VN: Das Problem ist nur, dass durch nationale Volksabstimmungen ganz Europa eingebremst werden kann, wie man am Beispiel Irland sieht. Daher sagen viele, wenn schon eine Volksabstimmung, dann eine europaweite.

Wenn das im Gemeinschaftsrecht geregelt wird, dann muss man sich über eines im Klaren sein: Wenn das eine für den einzelnen Mitgliedsstaat verbindliche Volksabstimmung ist, dann ist das bisherige Prinzip aufgehoben, dass jeder einzelne Mitgliedsstaat für sich einer Vertragsänderung zustimmen muss.

VN: Dann wäre man bei den „Vereinigten Staaten von Europa“ angelangt?

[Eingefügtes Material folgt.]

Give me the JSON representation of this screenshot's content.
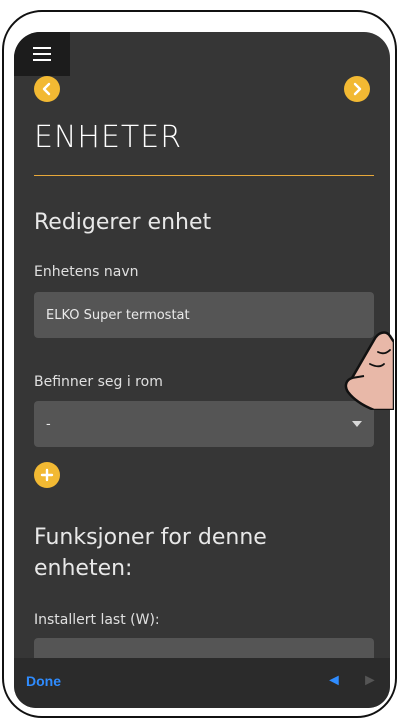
{
  "header": {
    "title": "ENHETER"
  },
  "form": {
    "subheading": "Redigerer enhet",
    "name_label": "Enhetens navn",
    "name_value": "ELKO Super termostat",
    "room_label": "Befinner seg i rom",
    "room_value": "-",
    "functions_heading": "Funksjoner for denne enheten:",
    "load_label": "Installert last (W):"
  },
  "keyboard_bar": {
    "done_label": "Done",
    "prev_arrow": "◄",
    "next_arrow": "►"
  },
  "colors": {
    "accent": "#f2b933",
    "background": "#363636",
    "field": "#555555",
    "ios_blue": "#2f8cff"
  },
  "icons": {
    "menu": "hamburger-menu-icon",
    "prev": "chevron-left-icon",
    "next": "chevron-right-icon",
    "add": "plus-icon",
    "caret": "caret-down-icon",
    "hand": "pointing-hand-icon"
  }
}
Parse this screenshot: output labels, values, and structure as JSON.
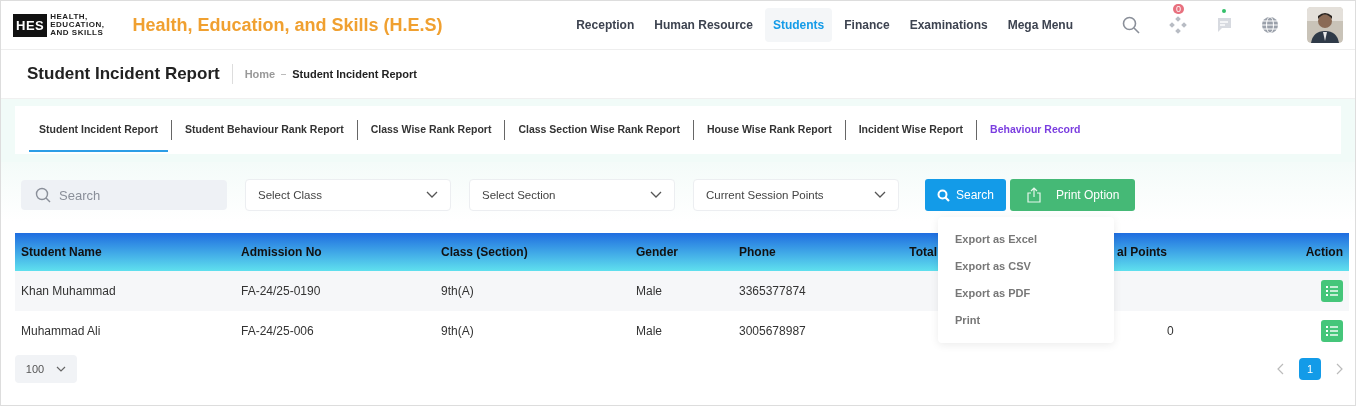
{
  "header": {
    "logo_mark": "HES",
    "logo_lines": [
      "HEALTH,",
      "EDUCATION,",
      "AND SKILLS"
    ],
    "title": "Health, Education, and Skills (H.E.S)",
    "nav": [
      {
        "label": "Reception",
        "selected": false
      },
      {
        "label": "Human Resource",
        "selected": false
      },
      {
        "label": "Students",
        "selected": true
      },
      {
        "label": "Finance",
        "selected": false
      },
      {
        "label": "Examinations",
        "selected": false
      },
      {
        "label": "Mega Menu",
        "selected": false
      }
    ],
    "apps_badge": "0",
    "chat_online": true
  },
  "page": {
    "title": "Student Incident Report",
    "breadcrumb": [
      "Home",
      "Student Incident Report"
    ]
  },
  "tabs": [
    {
      "label": "Student Incident Report",
      "selected": true,
      "highlighted": false
    },
    {
      "label": "Student Behaviour Rank Report",
      "selected": false,
      "highlighted": false
    },
    {
      "label": "Class Wise Rank Report",
      "selected": false,
      "highlighted": false
    },
    {
      "label": "Class Section Wise Rank Report",
      "selected": false,
      "highlighted": false
    },
    {
      "label": "House Wise Rank Report",
      "selected": false,
      "highlighted": false
    },
    {
      "label": "Incident Wise Report",
      "selected": false,
      "highlighted": false
    },
    {
      "label": "Behaviour Record",
      "selected": false,
      "highlighted": true
    }
  ],
  "filters": {
    "search": {
      "placeholder": "Search"
    },
    "selects": [
      "Select Class",
      "Select Section",
      "Current Session Points"
    ],
    "search_button": "Search",
    "print_button": "Print Option"
  },
  "print_menu": {
    "open": true,
    "items": [
      "Export as Excel",
      "Export as CSV",
      "Export as PDF",
      "Print"
    ]
  },
  "table": {
    "columns": [
      "Student Name",
      "Admission No",
      "Class (Section)",
      "Gender",
      "Phone",
      "Total",
      "al Points",
      "Action"
    ],
    "rows": [
      {
        "cells": [
          "Khan Muhammad",
          "FA-24/25-0190",
          "9th(A)",
          "Male",
          "3365377874",
          ""
        ]
      },
      {
        "cells": [
          "Muhammad Ali",
          "FA-24/25-006",
          "9th(A)",
          "Male",
          "3005678987",
          "0"
        ]
      }
    ]
  },
  "footer": {
    "page_size": "100",
    "pages": [
      {
        "label": "1",
        "selected": true
      }
    ]
  }
}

Das wäre ein Schritt in diese Richtung.

VN: Vor einer verbindlichen europaweiten Volksabstimmung müsste man also jedenfalls eine nationale durchführen, weil es sich um eine Gesamtänderung der österreichischen Verfassung handelt?

Ich finde, diese Frage stellt sich dann.

VN: Sie werden nächste Woche nach Vorarlberg reisen. Die Landesregierung hat die jüngste Kassensanierung angefochten. Können Sie uns schon etwas über das Verfahren sagen?

Zum Inhaltlich natürlich nichts, aber zum Ablauf: Wir haben zwei Anfechtungen, eine von Oberösterreich, eine von Vorarlberg, und eine Behandlung wird sich wahrscheinlich erst in der Frühjahrssession ab Ende Februar ausgehen. Ob es dann schon zu einer Entscheidung kommt oder ob weitere Beratungen notwendig sein werden, das kann ich natürlich nicht sagen.

VN: Sehen Sie eine Parallele zur Kassensanierung 2002? Sie wurde von der Landesregierung mit Erfolg angefochten?

Auf dem Tisch liegt die Frage, ob die Auflösung des so genannten Katastrophenfonds zur Finanzierung von quasi selbst verschuldeten Defiziten dient (wie im Fall der Wiener GKK; Anm.) oder als Ausgleich von Strukturnachteilen erfolgt. Aber wenn ich die Antwort schon wüsste, dann wäre die Entscheidung des Verfassungsgerichtshofes ja schon gefallen.